From my outsider's perspective, this paper could benefit from an expositional revision at the least. In particular, it's easy to "lose the forest through the trees." The paper gives a nice high-level introduction to the problem and then dives right into math. It'd be great to give a "middle" level of detail (just a paragraph or two) to fill the gap --- e.g. make all the variables lambda, phi, f, N, H_t, ... concrete for a single application---including a clear statement of the input and output data (this wasn't clear to me!). Roughly just a few sentences to the effect "As an example, suppose we wish to predict X from Y. We are given Z (notated using variables W in our paper) and wish to predict A (notated B in our paper)." This would help me contextualize the math quite a bit---I could follow the equations formally but was struggling on an applications side to understand what was going on.
* Given the recent popularity of "optimal transport" in machine learning, it might be worth noting that here you refer to "mass transport" as the ODE/PDE for moving around mass rather than anything having to do with e.g. Wasserstein distances.
* Theorem 2 is quite natural, and before the proof sketch I'd recommend explaining what's going on in a few words. All this equation is saying is that phi(x,t) changes for two potential reasons: An event occurs in the regime that hasn't reached phi(x,t), bumping up phi(x-1,t) --- this is the second term --- or an extra event occurs and bumps things up to phi(x+1,t) --- the first term.

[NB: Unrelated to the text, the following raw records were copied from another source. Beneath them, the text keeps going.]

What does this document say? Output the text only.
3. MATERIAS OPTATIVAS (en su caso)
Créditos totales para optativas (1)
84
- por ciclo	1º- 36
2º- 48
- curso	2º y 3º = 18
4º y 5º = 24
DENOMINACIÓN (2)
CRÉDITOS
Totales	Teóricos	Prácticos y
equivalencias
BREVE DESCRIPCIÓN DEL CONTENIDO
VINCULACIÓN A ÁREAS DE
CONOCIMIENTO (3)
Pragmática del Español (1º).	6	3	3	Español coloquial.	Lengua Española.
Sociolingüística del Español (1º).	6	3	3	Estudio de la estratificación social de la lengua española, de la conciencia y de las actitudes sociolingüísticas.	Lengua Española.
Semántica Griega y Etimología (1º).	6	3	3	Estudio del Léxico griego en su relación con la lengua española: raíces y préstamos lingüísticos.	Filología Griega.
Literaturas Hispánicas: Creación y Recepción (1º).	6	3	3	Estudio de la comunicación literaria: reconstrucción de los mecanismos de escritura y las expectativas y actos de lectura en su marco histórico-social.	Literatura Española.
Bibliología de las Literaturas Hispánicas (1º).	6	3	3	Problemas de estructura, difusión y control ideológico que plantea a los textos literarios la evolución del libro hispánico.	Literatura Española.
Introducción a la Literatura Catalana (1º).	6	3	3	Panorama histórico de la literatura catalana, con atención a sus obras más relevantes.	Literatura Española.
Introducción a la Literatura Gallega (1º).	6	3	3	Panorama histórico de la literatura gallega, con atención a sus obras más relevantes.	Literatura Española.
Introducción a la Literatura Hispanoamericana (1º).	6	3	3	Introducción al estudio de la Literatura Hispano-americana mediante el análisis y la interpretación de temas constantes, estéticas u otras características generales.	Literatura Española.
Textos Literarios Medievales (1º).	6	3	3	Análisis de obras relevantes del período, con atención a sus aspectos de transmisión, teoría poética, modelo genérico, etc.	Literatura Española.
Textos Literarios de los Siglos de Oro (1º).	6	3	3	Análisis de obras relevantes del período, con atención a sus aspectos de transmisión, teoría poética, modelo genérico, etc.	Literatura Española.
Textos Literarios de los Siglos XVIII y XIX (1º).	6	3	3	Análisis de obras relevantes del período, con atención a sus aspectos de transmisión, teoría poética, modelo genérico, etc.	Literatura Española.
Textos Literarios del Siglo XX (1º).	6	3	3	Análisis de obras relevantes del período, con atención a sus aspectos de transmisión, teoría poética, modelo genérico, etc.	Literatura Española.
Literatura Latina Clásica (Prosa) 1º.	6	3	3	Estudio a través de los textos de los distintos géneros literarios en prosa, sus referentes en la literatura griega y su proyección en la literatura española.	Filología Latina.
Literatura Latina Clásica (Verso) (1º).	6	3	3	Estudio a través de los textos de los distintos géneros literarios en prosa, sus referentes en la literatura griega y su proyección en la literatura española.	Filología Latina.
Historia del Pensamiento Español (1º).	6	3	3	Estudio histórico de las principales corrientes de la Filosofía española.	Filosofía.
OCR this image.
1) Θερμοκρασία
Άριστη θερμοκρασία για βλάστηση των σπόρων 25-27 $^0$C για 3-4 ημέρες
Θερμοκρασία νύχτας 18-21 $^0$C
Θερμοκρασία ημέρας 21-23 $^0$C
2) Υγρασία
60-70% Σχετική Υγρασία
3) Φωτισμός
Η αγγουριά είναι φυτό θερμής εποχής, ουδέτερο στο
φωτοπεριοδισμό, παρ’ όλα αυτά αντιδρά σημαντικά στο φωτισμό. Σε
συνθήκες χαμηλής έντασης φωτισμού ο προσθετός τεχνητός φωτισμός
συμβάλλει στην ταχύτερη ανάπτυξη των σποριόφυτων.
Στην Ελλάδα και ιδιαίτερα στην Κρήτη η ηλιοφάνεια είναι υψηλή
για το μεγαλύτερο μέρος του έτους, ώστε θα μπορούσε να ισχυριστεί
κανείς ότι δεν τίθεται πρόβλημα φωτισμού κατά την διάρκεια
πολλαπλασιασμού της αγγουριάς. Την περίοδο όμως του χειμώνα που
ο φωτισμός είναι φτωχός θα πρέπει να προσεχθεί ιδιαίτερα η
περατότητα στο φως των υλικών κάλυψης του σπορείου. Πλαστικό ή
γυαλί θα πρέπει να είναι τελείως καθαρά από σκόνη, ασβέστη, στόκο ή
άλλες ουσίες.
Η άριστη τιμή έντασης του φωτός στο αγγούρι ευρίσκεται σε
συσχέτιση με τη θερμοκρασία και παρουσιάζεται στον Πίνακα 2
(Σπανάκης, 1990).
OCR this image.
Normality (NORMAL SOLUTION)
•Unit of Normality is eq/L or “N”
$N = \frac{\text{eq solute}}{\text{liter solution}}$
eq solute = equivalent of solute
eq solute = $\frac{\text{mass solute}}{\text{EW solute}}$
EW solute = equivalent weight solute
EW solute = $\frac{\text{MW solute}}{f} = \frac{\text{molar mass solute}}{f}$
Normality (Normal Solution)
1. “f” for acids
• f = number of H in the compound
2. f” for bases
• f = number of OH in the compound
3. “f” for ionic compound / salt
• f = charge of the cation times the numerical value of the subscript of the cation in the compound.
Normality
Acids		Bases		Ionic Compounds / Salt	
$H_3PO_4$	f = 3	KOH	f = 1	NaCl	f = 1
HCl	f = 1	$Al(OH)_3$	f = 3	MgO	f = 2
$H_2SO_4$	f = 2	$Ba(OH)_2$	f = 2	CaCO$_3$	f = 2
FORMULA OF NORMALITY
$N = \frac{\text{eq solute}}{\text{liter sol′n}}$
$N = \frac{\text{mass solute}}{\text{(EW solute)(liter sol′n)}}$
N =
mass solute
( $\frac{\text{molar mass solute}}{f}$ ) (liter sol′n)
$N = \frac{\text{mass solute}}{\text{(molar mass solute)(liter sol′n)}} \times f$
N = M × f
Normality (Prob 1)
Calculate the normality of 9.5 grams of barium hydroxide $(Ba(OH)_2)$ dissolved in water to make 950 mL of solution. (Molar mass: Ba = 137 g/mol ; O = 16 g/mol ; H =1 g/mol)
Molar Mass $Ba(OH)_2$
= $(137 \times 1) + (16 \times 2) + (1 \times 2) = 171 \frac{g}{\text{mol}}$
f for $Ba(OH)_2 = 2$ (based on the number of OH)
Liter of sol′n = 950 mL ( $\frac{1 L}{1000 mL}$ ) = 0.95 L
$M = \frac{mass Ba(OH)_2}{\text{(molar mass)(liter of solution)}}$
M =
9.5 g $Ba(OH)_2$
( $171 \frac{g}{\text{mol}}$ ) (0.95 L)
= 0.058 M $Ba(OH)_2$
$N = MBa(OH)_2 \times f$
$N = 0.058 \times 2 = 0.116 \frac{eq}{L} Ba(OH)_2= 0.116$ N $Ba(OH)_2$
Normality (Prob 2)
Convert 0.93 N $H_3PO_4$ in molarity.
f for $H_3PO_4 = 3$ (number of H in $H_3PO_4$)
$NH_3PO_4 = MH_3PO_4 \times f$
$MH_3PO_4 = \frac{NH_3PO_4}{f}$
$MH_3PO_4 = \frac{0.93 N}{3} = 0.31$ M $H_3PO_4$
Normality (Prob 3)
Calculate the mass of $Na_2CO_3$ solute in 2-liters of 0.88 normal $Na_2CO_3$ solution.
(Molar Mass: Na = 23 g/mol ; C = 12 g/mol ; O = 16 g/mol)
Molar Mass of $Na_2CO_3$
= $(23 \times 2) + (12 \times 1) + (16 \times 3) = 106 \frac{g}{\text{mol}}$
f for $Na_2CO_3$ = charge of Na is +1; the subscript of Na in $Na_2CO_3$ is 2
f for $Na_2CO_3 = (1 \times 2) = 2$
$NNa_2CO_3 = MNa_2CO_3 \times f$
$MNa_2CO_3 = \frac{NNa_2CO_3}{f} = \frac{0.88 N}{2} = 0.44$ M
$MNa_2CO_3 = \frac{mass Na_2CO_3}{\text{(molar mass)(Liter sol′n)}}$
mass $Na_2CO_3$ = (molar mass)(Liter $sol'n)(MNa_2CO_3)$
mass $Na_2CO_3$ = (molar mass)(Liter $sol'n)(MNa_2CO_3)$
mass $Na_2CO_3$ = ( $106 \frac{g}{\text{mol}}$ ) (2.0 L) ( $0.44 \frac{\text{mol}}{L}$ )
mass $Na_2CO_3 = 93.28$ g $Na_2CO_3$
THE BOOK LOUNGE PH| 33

* l.153 --- why should the upper bound for x be known a priori?
* l.190(ii) --- is it clear at this point what you mean by "compute the intensity function" --- this seems vague
* Paragraph starting l.207 -- what is u?
The authors propose Hybrid, a framework to estimate the probability mass function for point processes. They reduce the problem to estimating the mass function conditioned on a given history, and solve the mass transport equation on each intervals to obtain the mass for the future, until the desired time t. This method is shown to have better sampling efficiency compared to MC.
I would like the authors to be more clear on the following points:
(1) Regarding applying this framework, is the intensity function \lambda(t) known (pre-defined) or learned from the data? I assumed that it is pre-defined since the first step (line 190) of generating history samples depends on the intensity function.
(2) When comparing the running time in line 52 and line 269, the criteria is to achieve the same MAPE on \mu. Does the same conclusion still hold when the target is the MAPE of the probability mass function (i.e., P(N(t))) itself?
In summary, this work is concerned with variance reduction via Rao-Blackwellization for general point processes. The main insight is to condition on the filtration generated by the process and solve the differential equation describing the time evolution of the corresponding conditional distributions. The latter is facilitated by working on discrete state spaces, made finite with suitable truncation and the use of numerical integration to perform time discretization. Although I find the contribution novel and am convinced of its utility in practical applications, I would like the author/s to be more transparent about the impact of the above-mentioned spatial truncation and temporal discretization. In particular, the claim that their proposed methodology returns unbiased estimators is inaccurate when these approximations are taken into account. That said, I believe debiasing methods described by McLeish (2010) and Rhee and Glynn (2015) may be employed here.
Typo on page 5, line 190: the form of the estimator for expectation of test function f is missing averaging over replicates.